Savannah, which holds the third-biggest St. Patrick's Day celebration in the United States, has canceled the annual parade for the second year in-a-row due to the coronavirus pandemic, but up to 50,000 people are expected to travel to the city ahead of March 17.

Huge crowds gathered in the city on Saturday night at the Plant Riverside - a $375 million hotel and nightlife development. The development's owners are holding a six-day St. Patrick's Day festival with live music, drawing criticism from Savannah Mayor Van Johnson.

The Plant Riverside District festival started on Friday night and will run until St. Patrick's Day and Johnson said that the festival was a "slap in the face" to Savannah's attempts to curb the spread of COVID-19. 

"To advertise this huge festival with the intent of drawing people to a particular space in the middle of a pandemic, when we know social distancing and mask-wearing is not going to be enforced, is horrible as far as I'm concerned," Mayor Johnson said. 

In January, Mayor Johnson announced that the moratorium on public events in Savannah was being extended through the end of March, thus canceling the St. Patrick's Day Parade. John Fogarty, General Chairman of the Savannah St. Patrick’s Day Parade Committee, said his organization respected the City's decision.

However, the widespread cancelations have not stopped locals and out-of-towners alike from celebrating Ireland's national holiday and the city's historic district could be 90 percent full this weekend - the busiest it's been in the past 12 months, according to the President of the city's tourism bureau. 

Joe Marinelli, the President of Visit Savannah, told the Daily Mail that COVID fatigue was driving up visitor numbers this year.

"People know that Savannah is a St. Patrick's Day destination, they know the holiday is in the middle of the week and they´re going to come the weekend before and after," he said. 

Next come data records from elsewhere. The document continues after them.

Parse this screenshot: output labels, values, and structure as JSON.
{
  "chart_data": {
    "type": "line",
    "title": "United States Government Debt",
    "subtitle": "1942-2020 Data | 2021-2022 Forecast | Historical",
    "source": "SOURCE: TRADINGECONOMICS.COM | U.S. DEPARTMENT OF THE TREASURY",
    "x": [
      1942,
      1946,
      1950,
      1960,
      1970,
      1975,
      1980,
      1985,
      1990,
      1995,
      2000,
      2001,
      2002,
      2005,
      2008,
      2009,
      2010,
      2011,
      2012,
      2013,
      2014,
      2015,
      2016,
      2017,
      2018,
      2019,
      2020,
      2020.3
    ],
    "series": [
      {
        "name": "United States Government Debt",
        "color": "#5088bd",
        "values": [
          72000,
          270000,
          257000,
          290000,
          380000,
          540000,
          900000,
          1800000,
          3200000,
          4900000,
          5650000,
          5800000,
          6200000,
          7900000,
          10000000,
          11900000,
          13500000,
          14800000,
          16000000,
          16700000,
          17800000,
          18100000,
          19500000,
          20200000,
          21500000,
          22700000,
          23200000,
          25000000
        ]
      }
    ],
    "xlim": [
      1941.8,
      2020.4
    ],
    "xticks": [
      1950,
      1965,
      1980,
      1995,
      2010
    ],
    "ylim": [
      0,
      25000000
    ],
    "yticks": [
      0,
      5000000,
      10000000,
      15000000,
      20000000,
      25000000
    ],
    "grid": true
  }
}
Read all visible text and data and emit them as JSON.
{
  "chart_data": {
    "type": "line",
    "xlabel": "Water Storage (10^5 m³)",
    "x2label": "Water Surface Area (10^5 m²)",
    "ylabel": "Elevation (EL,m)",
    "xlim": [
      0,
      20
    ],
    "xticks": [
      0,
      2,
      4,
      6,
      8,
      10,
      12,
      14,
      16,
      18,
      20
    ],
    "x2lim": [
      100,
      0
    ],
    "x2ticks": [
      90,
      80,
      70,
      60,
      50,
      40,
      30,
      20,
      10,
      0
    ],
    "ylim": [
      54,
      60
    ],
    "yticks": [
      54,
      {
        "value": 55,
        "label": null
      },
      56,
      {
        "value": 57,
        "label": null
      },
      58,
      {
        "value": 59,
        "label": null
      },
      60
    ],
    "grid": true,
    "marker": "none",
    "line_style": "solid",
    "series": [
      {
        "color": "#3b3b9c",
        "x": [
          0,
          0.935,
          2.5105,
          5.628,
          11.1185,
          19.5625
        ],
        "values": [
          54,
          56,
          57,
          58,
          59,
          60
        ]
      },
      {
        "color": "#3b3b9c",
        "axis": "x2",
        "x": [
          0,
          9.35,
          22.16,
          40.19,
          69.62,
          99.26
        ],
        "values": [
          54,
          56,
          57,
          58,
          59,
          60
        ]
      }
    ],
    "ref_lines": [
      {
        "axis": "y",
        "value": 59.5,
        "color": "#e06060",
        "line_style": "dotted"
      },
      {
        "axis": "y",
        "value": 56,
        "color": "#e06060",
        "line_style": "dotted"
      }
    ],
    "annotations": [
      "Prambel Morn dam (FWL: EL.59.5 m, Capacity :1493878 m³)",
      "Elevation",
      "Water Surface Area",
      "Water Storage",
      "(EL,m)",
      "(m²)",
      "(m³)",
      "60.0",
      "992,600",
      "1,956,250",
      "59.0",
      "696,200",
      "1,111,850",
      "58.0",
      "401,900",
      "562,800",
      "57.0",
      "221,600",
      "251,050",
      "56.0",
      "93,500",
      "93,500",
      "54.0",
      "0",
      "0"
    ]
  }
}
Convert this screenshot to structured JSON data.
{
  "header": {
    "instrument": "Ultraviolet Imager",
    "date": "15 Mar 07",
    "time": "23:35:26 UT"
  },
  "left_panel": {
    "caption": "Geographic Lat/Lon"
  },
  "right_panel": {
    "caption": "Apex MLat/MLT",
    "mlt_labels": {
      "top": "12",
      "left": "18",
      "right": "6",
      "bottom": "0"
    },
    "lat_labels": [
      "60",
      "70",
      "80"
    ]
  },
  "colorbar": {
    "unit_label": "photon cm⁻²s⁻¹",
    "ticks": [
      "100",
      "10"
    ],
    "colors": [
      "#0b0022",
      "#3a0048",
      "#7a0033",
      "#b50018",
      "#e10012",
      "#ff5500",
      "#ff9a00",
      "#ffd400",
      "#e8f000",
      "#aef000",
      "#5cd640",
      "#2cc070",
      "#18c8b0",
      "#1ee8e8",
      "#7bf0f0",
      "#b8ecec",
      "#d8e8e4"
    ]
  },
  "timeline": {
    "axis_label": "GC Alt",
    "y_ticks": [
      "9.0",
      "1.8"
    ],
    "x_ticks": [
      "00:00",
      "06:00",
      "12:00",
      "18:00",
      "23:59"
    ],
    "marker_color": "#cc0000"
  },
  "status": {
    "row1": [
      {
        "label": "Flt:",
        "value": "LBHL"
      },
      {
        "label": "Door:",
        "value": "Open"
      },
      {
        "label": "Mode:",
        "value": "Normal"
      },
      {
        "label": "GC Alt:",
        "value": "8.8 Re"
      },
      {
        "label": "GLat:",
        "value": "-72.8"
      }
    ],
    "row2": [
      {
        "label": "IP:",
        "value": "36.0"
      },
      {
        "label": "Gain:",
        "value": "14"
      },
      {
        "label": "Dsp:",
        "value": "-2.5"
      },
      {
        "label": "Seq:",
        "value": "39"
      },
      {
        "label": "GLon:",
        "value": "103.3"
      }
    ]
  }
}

Mayor Van Johnson said that Savannah's police force will be enforcing mask-wearing among St. Patrick's Day crowds and said that were will be $500 fines for people who don't comply. 

He said that he may use the city's police to block routes to the Plant Riverside District Festival if crowds pose a public health risk. 

The Plant Riverside District doesn't need a permit to hold its six-day festival because the complex sits on four acres of private property. 

Meanwhile, Georgia Governor Brian Kemp has introduced an emergency order that prohibits gatherings of more than 50 people unless social distancing is observed.